李蔚光闻言缓缓叹了一声,寻思片刻问道,“你恰才说,当年红缨被北鹤所夺,这些年红缨便是养在北鹤手里?你确定北鹤死了?”
王晖颔首,“萧关之战后,北鹤杳无踪迹,我们都当他死了,哪知两年后他骤然出现在京郊,将红缨从我手里夺走,他当时负伤累累,样子并不好,这十几年我费尽心思寻他,终于在两年前寻到了秀水村,彼时北鹤已死,我的人挖了他的坟,核对了他手骨上的伤痕,是他无疑。”
“那你就把一百十二名百姓全部都杀了?”李蔚光厉声斥道。
王晖讪讪苦笑,“我这不是怕泄露红缨身份吗?谁也不知北鹤这个人留了几手,我不得不防。”
李蔚光闭了闭眼,已不愿与他多说,
“这些事都交给我,你什么都不用管了,你走吧,以后再也不要来寻我,我也不想再见到你。”
王晖这下无话可说,他往后挪了几步,朝李蔚光长长一揖,“停云,一切拜托你,还让你替我收拾烂摊子,我王晖永世记你的恩情。”
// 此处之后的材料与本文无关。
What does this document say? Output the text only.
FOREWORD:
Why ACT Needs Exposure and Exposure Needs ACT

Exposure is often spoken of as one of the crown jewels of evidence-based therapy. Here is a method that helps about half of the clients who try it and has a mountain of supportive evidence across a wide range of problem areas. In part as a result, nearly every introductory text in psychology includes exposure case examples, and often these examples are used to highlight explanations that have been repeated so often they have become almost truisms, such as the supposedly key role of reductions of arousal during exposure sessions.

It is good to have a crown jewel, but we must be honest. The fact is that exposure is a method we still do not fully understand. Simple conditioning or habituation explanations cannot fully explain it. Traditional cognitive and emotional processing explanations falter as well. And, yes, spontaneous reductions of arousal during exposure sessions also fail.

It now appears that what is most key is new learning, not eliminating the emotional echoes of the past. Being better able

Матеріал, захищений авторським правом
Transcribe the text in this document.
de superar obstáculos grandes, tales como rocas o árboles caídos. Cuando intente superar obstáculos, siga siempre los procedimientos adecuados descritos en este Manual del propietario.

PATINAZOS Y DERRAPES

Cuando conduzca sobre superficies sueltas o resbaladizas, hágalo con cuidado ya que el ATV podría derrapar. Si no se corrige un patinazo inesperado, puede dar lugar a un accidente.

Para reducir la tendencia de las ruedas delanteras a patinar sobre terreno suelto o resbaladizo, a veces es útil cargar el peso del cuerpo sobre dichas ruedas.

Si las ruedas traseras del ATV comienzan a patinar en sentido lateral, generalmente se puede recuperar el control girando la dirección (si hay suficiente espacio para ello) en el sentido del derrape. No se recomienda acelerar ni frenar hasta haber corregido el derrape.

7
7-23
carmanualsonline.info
李蔚光一个字都听不下去,摆摆手示意他快些离开,只是等王晖身影消失后,他吹了灯,怀抱那份婚书,独坐至天明。
眨眼到了七月初,一日谢堰借着公事来到司礼监,告诉容语,他的人悄悄前往汉中,已查到当年那名奉命去秀水村剿疫的将军,此人已畏罪自杀。
“这个人肯定只是个替罪羔羊,消息还没传到京城来,我趁着这段时日在京城弄出些风声,引蛇出洞。”
其实在王晖与东宫孤注一掷要杀他时,谢堰就已把王晖列为嫌疑人等,只是,他一没拿到证据,二碍着容语与王桓的关系,不曾明说,三则,他实在想不通王晖为何会绑架一个姑娘,趁着王晖损失一批精锐后,他派人搜了一遍王府,不见红缨踪迹。
当初有一刺客,射杀了见过红缨的那位人证。